Vietnam’s leading property developer Vingroup seems to know no limits to its talents as evidenced by the proposal it sent to the Ministry of Transport, seeking to buy into the country’s seaport operations.
Vingroup is keen to become a strategic partner in the Saigon Port Company Ltd, and Haiphong Port JSC currently owned by state-run Vinalines.
The developer has proposed buying a stake of up to 80 per cent in Haiphong Port at a price not lower than the average auction price.
Vingroup has also proposed to buy an 80 per cent stake at a price not lower than the initial public offering (IPO) in Saigon Port, and has demanded the right to partake in the company’s equitisation plan.
Haiphong Port JSC was equitised in 2014, with VND3.26 trillion ($152 million) in chartered capital, and Vinalines holding a 94.6 per cent stake.

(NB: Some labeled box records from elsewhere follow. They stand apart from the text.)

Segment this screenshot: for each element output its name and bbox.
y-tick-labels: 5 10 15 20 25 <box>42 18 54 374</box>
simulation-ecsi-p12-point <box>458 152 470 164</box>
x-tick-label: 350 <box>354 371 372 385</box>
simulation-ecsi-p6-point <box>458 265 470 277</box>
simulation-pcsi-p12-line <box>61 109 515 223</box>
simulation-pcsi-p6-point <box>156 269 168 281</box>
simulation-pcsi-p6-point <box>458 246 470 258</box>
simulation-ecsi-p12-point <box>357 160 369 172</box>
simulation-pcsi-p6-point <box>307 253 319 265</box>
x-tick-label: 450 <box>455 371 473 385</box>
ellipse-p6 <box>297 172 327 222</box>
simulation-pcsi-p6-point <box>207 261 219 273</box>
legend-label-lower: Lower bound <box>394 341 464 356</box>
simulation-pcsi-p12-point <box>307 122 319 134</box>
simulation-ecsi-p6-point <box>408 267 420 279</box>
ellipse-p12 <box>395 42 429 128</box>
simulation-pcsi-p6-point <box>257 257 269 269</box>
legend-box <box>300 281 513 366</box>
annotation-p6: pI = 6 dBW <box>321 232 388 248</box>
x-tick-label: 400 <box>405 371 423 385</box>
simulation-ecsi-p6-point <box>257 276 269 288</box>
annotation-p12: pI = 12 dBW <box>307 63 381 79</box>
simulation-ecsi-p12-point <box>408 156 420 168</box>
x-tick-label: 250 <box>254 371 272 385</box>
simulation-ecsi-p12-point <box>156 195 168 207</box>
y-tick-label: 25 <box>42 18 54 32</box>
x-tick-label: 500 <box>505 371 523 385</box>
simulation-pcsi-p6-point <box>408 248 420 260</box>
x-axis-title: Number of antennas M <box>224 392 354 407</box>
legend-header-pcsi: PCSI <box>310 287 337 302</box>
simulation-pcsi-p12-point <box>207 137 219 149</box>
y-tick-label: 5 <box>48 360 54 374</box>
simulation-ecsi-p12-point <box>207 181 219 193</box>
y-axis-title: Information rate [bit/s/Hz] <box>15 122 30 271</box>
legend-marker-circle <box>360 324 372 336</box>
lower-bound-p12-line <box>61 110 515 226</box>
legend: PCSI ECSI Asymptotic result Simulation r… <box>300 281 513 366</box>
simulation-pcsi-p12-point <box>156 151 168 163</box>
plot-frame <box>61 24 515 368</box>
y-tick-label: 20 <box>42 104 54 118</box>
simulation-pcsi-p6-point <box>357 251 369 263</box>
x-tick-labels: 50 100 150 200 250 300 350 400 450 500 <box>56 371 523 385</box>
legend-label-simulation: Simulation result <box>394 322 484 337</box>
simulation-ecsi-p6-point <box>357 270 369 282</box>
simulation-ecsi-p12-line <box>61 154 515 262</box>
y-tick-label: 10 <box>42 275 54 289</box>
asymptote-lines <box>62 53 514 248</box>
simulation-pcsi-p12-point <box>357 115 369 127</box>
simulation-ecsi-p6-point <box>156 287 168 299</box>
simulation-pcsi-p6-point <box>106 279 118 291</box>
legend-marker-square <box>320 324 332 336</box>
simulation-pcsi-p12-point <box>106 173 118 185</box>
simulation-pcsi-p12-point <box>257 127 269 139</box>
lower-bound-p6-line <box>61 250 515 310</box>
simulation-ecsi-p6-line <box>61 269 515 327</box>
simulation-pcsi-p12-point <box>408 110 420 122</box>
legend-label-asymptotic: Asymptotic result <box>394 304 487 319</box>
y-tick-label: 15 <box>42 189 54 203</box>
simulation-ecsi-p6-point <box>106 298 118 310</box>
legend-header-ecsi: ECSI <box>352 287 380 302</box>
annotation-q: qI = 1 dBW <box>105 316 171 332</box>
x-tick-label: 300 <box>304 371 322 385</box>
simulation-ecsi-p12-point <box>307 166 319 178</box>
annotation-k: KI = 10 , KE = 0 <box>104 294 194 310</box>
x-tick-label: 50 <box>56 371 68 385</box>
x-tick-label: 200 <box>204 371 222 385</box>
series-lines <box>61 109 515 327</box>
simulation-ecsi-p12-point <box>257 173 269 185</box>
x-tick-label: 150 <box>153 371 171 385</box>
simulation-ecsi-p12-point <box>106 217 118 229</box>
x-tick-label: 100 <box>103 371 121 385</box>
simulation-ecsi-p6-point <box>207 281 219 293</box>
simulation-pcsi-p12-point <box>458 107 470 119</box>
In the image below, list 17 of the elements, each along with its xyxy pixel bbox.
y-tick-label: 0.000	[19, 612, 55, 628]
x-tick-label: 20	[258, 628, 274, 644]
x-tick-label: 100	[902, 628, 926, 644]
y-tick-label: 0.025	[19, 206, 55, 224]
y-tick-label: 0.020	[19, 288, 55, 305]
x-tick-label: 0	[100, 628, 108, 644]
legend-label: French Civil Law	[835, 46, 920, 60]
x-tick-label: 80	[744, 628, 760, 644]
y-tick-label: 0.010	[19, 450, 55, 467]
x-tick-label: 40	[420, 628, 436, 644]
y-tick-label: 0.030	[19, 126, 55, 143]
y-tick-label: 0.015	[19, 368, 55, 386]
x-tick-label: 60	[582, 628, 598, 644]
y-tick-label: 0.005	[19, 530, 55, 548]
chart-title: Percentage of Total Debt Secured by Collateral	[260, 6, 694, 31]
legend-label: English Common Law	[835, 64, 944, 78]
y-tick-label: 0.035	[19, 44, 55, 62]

Last year, the port reported total throughput cargo volumes of 19.7 million tonnes, earning VND1.57 trillion ($73.6 million) in revenue and VND397 billion ($18.5 million) in profits.
Meanwhile, Saigon Port’s enterprise value was set at VND3.99 trillion ($186 million) at the start of 2014. Of this, state equity was VND2.16 trillion ($101 million). Saigon Port will be equitised in the first quarter of this year. However, the state still want to retain a 75 per cent stake.
In its document to the MoT, Vingroup CEO Duong Thi Mai Hoa claimed that the group would apply the latest management models in the operation and management of these two major ports to bolster business efficiency.
Apart from being trusted with the development of Nha Trang Port in the south-central province of Khanh Hoa, a subsidiary under Vingroup has also applied to build a passenger dock on Phu Quoc Island in the southern coastal province of Kien Giang.
Vingroup was also rumoured to be the single investor hoping to buy Phu Quoc International Airport.
To win a stake in Haiphong Port, Vingroup would need to compete head-on with the Vietnam-Oman Investment JSC (VOI) belonging to Oman’s sovereign wealth fund SGRF. The Middle East investor had sent a proposal to the Vietnamese government asking to acquire 29.68 per cent stake in Haiphong Port under a negotiated price scheme.
In the case of Saigon Port, if Vingroup was chosen to become the port’s strategic partner, parent company Vinalines would need to revise its resolution on selecting strategic partners as the Vinalines’ Member Council, which earlier regulated that Saigon Port’s strategic partners must operate in fields other than Vingroup’s core lines.